The 13-track album unleashes the magnitude of her talent and ability to harken back to nostalgic sounds while staying unique to her generation’s sensibilities over the anxieties of a post-Covid world.

“These songs mean so much to me. They chronicle a time in my life where I felt quite lost trying to navigate young adulthood,” Rodrigo wrote in a hand-written letter to fans on her email list, adding that the songs on “GUTS” provided a needed outlet to “process things like shame, impossible beauty standards, social anxiety, and not-so-great relationships.”

American Music, Grammy and Billboard award-winning artist Oliva Rodrigo has just released her sophomore album, “GUTS.” Instagram photo/@oliviarodrigo

Following the immediate streaming success of the album, Rodrigo’s team announced the “GUTS World Tour,” a massive 75-date arena tour that ends in Los Angeles on Aug. 13, 14, 16 and 17, according to an announcement made on Friday, Sept. 15.

Where the tour for “SOUR” was held in smaller and more intimate settings, this arena tour is sure to represent the sheer bigness of “GUTS.”

Right off the bat, “GUTS” features lots of the same themes explored in “SOUR,” like toxic relationships, self-loathing and heartbreak, insecurities, and general teenage angst.

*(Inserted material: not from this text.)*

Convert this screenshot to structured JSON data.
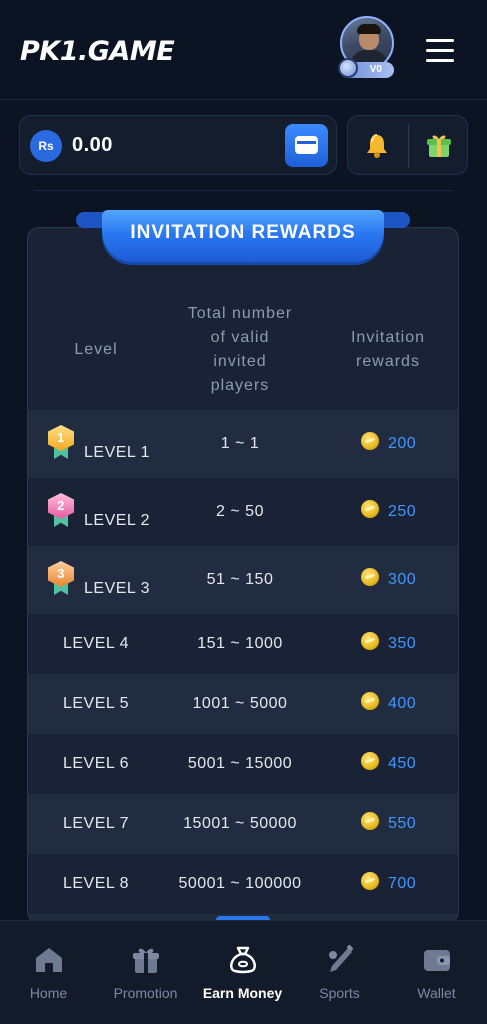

But “GUTS” ups the ante and highlights the artist’s dry humor, sobering self-awareness, and piercing honesty. Rodrigo is known to take inspiration from 2000s pop-rock and cleverly update it for Gen Z.

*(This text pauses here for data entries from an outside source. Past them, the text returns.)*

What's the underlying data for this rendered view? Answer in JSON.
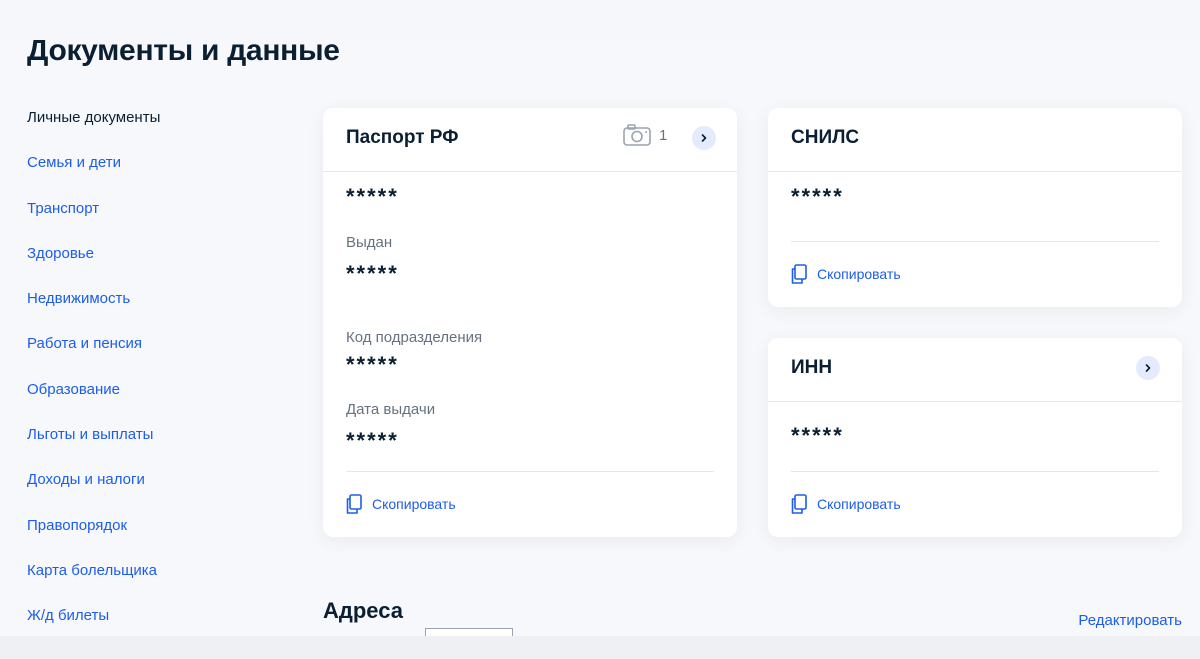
{
  "page": {
    "title": "Документы и данные"
  },
  "sidebar": {
    "items": [
      {
        "label": "Личные документы",
        "active": true
      },
      {
        "label": "Семья и дети"
      },
      {
        "label": "Транспорт"
      },
      {
        "label": "Здоровье"
      },
      {
        "label": "Недвижимость"
      },
      {
        "label": "Работа и пенсия"
      },
      {
        "label": "Образование"
      },
      {
        "label": "Льготы и выплаты"
      },
      {
        "label": "Доходы и налоги"
      },
      {
        "label": "Правопорядок"
      },
      {
        "label": "Карта болельщика"
      },
      {
        "label": "Ж/д билеты"
      }
    ]
  },
  "passport": {
    "title": "Паспорт РФ",
    "photo_count": "1",
    "number": "*****",
    "issued_label": "Выдан",
    "issued_value": "*****",
    "dept_code_label": "Код подразделения",
    "dept_code_value": "*****",
    "issue_date_label": "Дата выдачи",
    "issue_date_value": "*****",
    "copy_label": "Скопировать"
  },
  "snils": {
    "title": "СНИЛС",
    "number": "*****",
    "copy_label": "Скопировать"
  },
  "inn": {
    "title": "ИНН",
    "number": "*****",
    "copy_label": "Скопировать"
  },
  "addresses": {
    "title": "Адреса",
    "edit_label": "Редактировать"
  },
  "icons": {
    "camera": "camera-icon",
    "chevron": "chevron-right-icon",
    "copy": "copy-icon"
  },
  "colors": {
    "accent": "#1d5deb",
    "text": "#0b1f33",
    "muted": "#66727f",
    "chevron_bg": "#e3ebfc",
    "background": "#f7f8fb"
  }
}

“Vampire,” the album’s first single, which spent several weeks as No. 1 on the Billboard Top 100 this summer, is a torch ballad about betrayal that builds up to a cathartic climax that sonically calls to mind The Killers’ first album.

The follow-up single, “bad idea right?,” is a playful anthem for the universal canon event that every young girl experiences: hooking up with an ex out of convenience (which we almost always regret).

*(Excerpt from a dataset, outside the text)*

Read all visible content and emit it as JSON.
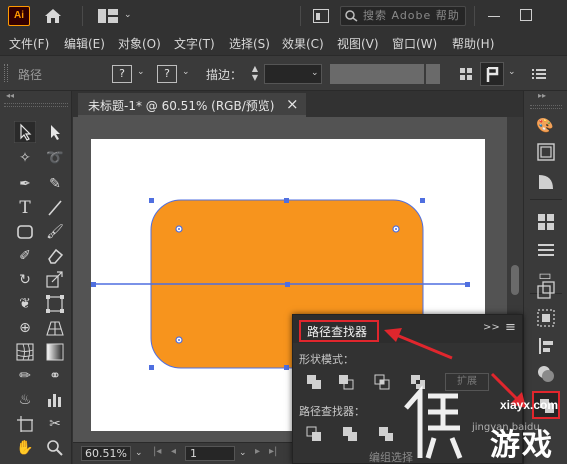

These two singles precipitated the complexity of the album, which strums up nostalgia for those who grew up listening to late 90s-early 2000s pop-rock, as Rodrigo did.

The album opens up with “all-american bitch” (an homage to the late writer and feminist icon Joan Didion’s book “The White Album”) in which Rodrigo scream-sings, “I forgive, and I forget / I know my age and I act like it.”

The irreverence seen in “SOUR” is also magnified in the comedy of “GUTS,” particularly with the third single, “get him back!” a revenge anthem that embraces pettiness and cheeky irrationality: “And when I told him how he hurt me, he’d tell me I was tripping / But I am my father’s daughter, so maybe I could fix him.” (Rodrigo’s father is a therapist.)

Of course, Rodrigo is no stranger to online criticism. Since the last week, many have criticized Rodrigo for what many have described as a heavy-handed use of inspiration — to the point of straight mimicry. The fourth song on the album, “lacy,” is a soft lamentation that feels very close to the works of Lorde, one of Rodrigo’s biggest inspirations.

Credit issues with Paramore and a rumored-but-probably-false feud with Taylor Swift have done little to quell critics over Rodrigo’s use of inspiration.

But, as any artist will attest, everybody is inspired by something, and art is rarely, truly organic and singular. And that’s something Rodrigo leans into, with the Didion reference and also with the song “ballad of a home-schooled girl,” which was inspired by Bob Dylan’s “Ballad of a Thin Man.”

The accusations of copying become moot when taking Rodrigo’s inspirations as evidence that she is analytical and observant, a true student of music and literature whose music is a vehicle for understanding the world.

In “GUTS” Rodrigo soberingly shows us who she is: a confused, sometimes apathetic, and sometimes neurotic 20-year-old young woman whose life experiences were informed by the ills of late-stage capitalism, social media burnout, global pandemic, and unprecedented social division. It’s relatable, truly for all ages.